Anyway, I know this much: I have no idea how to call up and bring the subject up. Brother and I don’t talk much. Our lives just don’t intersect. Maybe we see each other once or twice a year - I’ve tried making social arrangements with them, but their social calendar is booked for months in advance with all the parties they go to, and I can’t plan that way with children.

But it really bugs me. :confused:

Eh, not true. I mean, abuse is wrong, but there are times when a person is asking for it. It’s not the greatest way to handle the situation, but I’d smack my bf if I caught him kissing someone in a bar.

That’s a pretty dramatic assumption.

Chotii, my brother’s ex-girlfriend started out by smacking him once in awhile. It eventually escalated to where he ended up in the emergency room with stab wounds on his back. One of them was very deep, and less than a half-inch from his heart.

For the love of your brother, please talk to him.

What kind of world do you live in where an occasional face slap is okay? If Mr. Amanita ever did anything so heinous that the thought of striking him entered my mind, I’d either check myself into therapy or leave him. If he ever slapped me in anger, I’d leave him. (At least temporarily, while everyone got counseling.) Mentally healthy adults do not strike their intimate partners in anger or to humiliate them in front of others, regardless of the genders of the hitter/hittee. Granted, Chotii does not know if this is a pattern of behavior for her SIL, but the heavy drinking and description of her brother as a non-confrontational type of person makes me think it might be.

Have to do this…

*… Getting your face slapped forcefully by an angry [husband] may piss a [wife] off, but the [wife] needs to decide if [she] deserved it. If a [woman] is stupid enough to be obviously flirting with another [man] and gets [her] face slapped by [her husband] for it, I really don’t think [her] next stop should be a domestic crisis shelter.

This is the real world and [women] are getting smacked and punched all the time by pissed off [boyfriends] and [husbands]. If it’s a chronic habit then it needs to be addressed, but an occasional face slap is hardly cause for the calling in domestic abuse calvary.*

Only because the domestic crisis shelter would most likely turn him away as part of the problem. The more likely outcome is that he’d never find the shelter to begin with, because shelter organizers will rarely tell a man where they’re located. He should put a lot of thought into whether he wants to give someone who is violent and physically abusive another chance, however. No one deserves to be hit unless hitting them is the only way to remove an immediate risk of serious injury or death at their hands.

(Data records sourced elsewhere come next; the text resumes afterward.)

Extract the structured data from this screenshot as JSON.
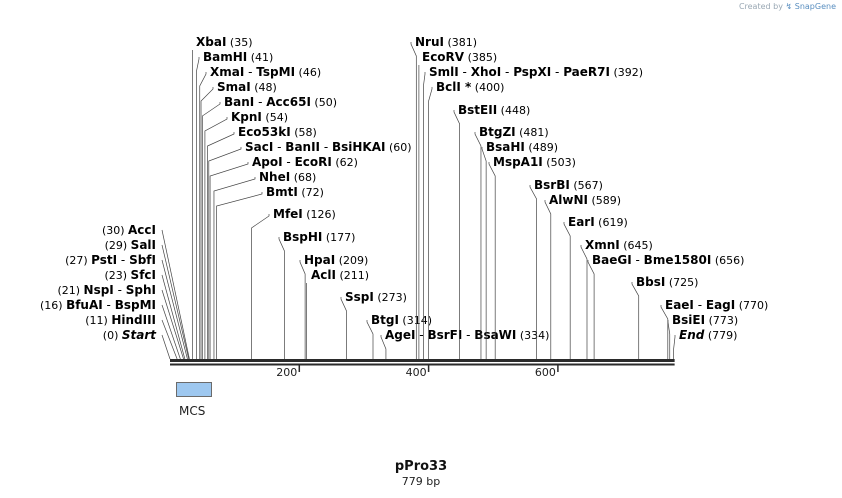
{
  "credit": {
    "prefix": "Created by",
    "brand": "SnapGene"
  },
  "plasmid": {
    "name": "pPro33",
    "length_label": "779 bp",
    "length": 779
  },
  "features": [
    {
      "label": "MCS",
      "start": 11,
      "end": 68,
      "color": "#9ec8f0"
    }
  ],
  "axis": {
    "ticks": [
      {
        "pos": 200,
        "label": "200"
      },
      {
        "pos": 400,
        "label": "400"
      },
      {
        "pos": 600,
        "label": "600"
      }
    ]
  },
  "sites": [
    {
      "names": [
        "Start"
      ],
      "pos": "(0)",
      "bp": 0,
      "side": "left",
      "italic": true
    },
    {
      "names": [
        "HindIII"
      ],
      "pos": "(11)",
      "bp": 11,
      "side": "left"
    },
    {
      "names": [
        "BfuAI",
        "BspMI"
      ],
      "pos": "(16)",
      "bp": 16,
      "side": "left"
    },
    {
      "names": [
        "NspI",
        "SphI"
      ],
      "pos": "(21)",
      "bp": 21,
      "side": "left"
    },
    {
      "names": [
        "SfcI"
      ],
      "pos": "(23)",
      "bp": 23,
      "side": "left"
    },
    {
      "names": [
        "PstI",
        "SbfI"
      ],
      "pos": "(27)",
      "bp": 27,
      "side": "left"
    },
    {
      "names": [
        "SalI"
      ],
      "pos": "(29)",
      "bp": 29,
      "side": "left"
    },
    {
      "names": [
        "AccI"
      ],
      "pos": "(30)",
      "bp": 30,
      "side": "left"
    },
    {
      "names": [
        "XbaI"
      ],
      "pos": "(35)",
      "bp": 35,
      "side": "right"
    },
    {
      "names": [
        "BamHI"
      ],
      "pos": "(41)",
      "bp": 41,
      "side": "right"
    },
    {
      "names": [
        "XmaI",
        "TspMI"
      ],
      "pos": "(46)",
      "bp": 46,
      "side": "right"
    },
    {
      "names": [
        "SmaI"
      ],
      "pos": "(48)",
      "bp": 48,
      "side": "right"
    },
    {
      "names": [
        "BanI",
        "Acc65I"
      ],
      "pos": "(50)",
      "bp": 50,
      "side": "right"
    },
    {
      "names": [
        "KpnI"
      ],
      "pos": "(54)",
      "bp": 54,
      "side": "right"
    },
    {
      "names": [
        "Eco53kI"
      ],
      "pos": "(58)",
      "bp": 58,
      "side": "right"
    },
    {
      "names": [
        "SacI",
        "BanII",
        "BsiHKAI"
      ],
      "pos": "(60)",
      "bp": 60,
      "side": "right"
    },
    {
      "names": [
        "ApoI",
        "EcoRI"
      ],
      "pos": "(62)",
      "bp": 62,
      "side": "right"
    },
    {
      "names": [
        "NheI"
      ],
      "pos": "(68)",
      "bp": 68,
      "side": "right"
    },
    {
      "names": [
        "BmtI"
      ],
      "pos": "(72)",
      "bp": 72,
      "side": "right"
    },
    {
      "names": [
        "MfeI"
      ],
      "pos": "(126)",
      "bp": 126,
      "side": "right"
    },
    {
      "names": [
        "BspHI"
      ],
      "pos": "(177)",
      "bp": 177,
      "side": "right"
    },
    {
      "names": [
        "HpaI"
      ],
      "pos": "(209)",
      "bp": 209,
      "side": "right"
    },
    {
      "names": [
        "AclI"
      ],
      "pos": "(211)",
      "bp": 211,
      "side": "right"
    },
    {
      "names": [
        "SspI"
      ],
      "pos": "(273)",
      "bp": 273,
      "side": "right"
    },
    {
      "names": [
        "BtgI"
      ],
      "pos": "(314)",
      "bp": 314,
      "side": "right"
    },
    {
      "names": [
        "AgeI",
        "BsrFI",
        "BsaWI"
      ],
      "pos": "(334)",
      "bp": 334,
      "side": "right"
    },
    {
      "names": [
        "NruI"
      ],
      "pos": "(381)",
      "bp": 381,
      "side": "right"
    },
    {
      "names": [
        "EcoRV"
      ],
      "pos": "(385)",
      "bp": 385,
      "side": "right"
    },
    {
      "names": [
        "SmlI",
        "XhoI",
        "PspXI",
        "PaeR7I"
      ],
      "pos": "(392)",
      "bp": 392,
      "side": "right"
    },
    {
      "names": [
        "BclI *"
      ],
      "pos": "(400)",
      "bp": 400,
      "side": "right"
    },
    {
      "names": [
        "BstEII"
      ],
      "pos": "(448)",
      "bp": 448,
      "side": "right"
    },
    {
      "names": [
        "BtgZI"
      ],
      "pos": "(481)",
      "bp": 481,
      "side": "right"
    },
    {
      "names": [
        "BsaHI"
      ],
      "pos": "(489)",
      "bp": 489,
      "side": "right"
    },
    {
      "names": [
        "MspA1I"
      ],
      "pos": "(503)",
      "bp": 503,
      "side": "right"
    },
    {
      "names": [
        "BsrBI"
      ],
      "pos": "(567)",
      "bp": 567,
      "side": "right"
    },
    {
      "names": [
        "AlwNI"
      ],
      "pos": "(589)",
      "bp": 589,
      "side": "right"
    },
    {
      "names": [
        "EarI"
      ],
      "pos": "(619)",
      "bp": 619,
      "side": "right"
    },
    {
      "names": [
        "XmnI"
      ],
      "pos": "(645)",
      "bp": 645,
      "side": "right"
    },
    {
      "names": [
        "BaeGI",
        "Bme1580I"
      ],
      "pos": "(656)",
      "bp": 656,
      "side": "right"
    },
    {
      "names": [
        "BbsI"
      ],
      "pos": "(725)",
      "bp": 725,
      "side": "right"
    },
    {
      "names": [
        "EaeI",
        "EagI"
      ],
      "pos": "(770)",
      "bp": 770,
      "side": "right"
    },
    {
      "names": [
        "BsiEI"
      ],
      "pos": "(773)",
      "bp": 773,
      "side": "right"
    },
    {
      "names": [
        "End"
      ],
      "pos": "(779)",
      "bp": 779,
      "side": "right",
      "italic": true
    }
  ]
}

I don’t care how much ‘bigger’ or ‘stronger’ they are than a woman. That is no fucking excuse for an adult to use violence to solve a problem.

Then you’d still be guilty of assault, and regardless of his having been kissing another woman he could press charges against you, obtain a PFA (Protection From Abuse order) and make your life very difficult because you acted out violently. You’d have every right to be angry, but you do not have any right to hit him.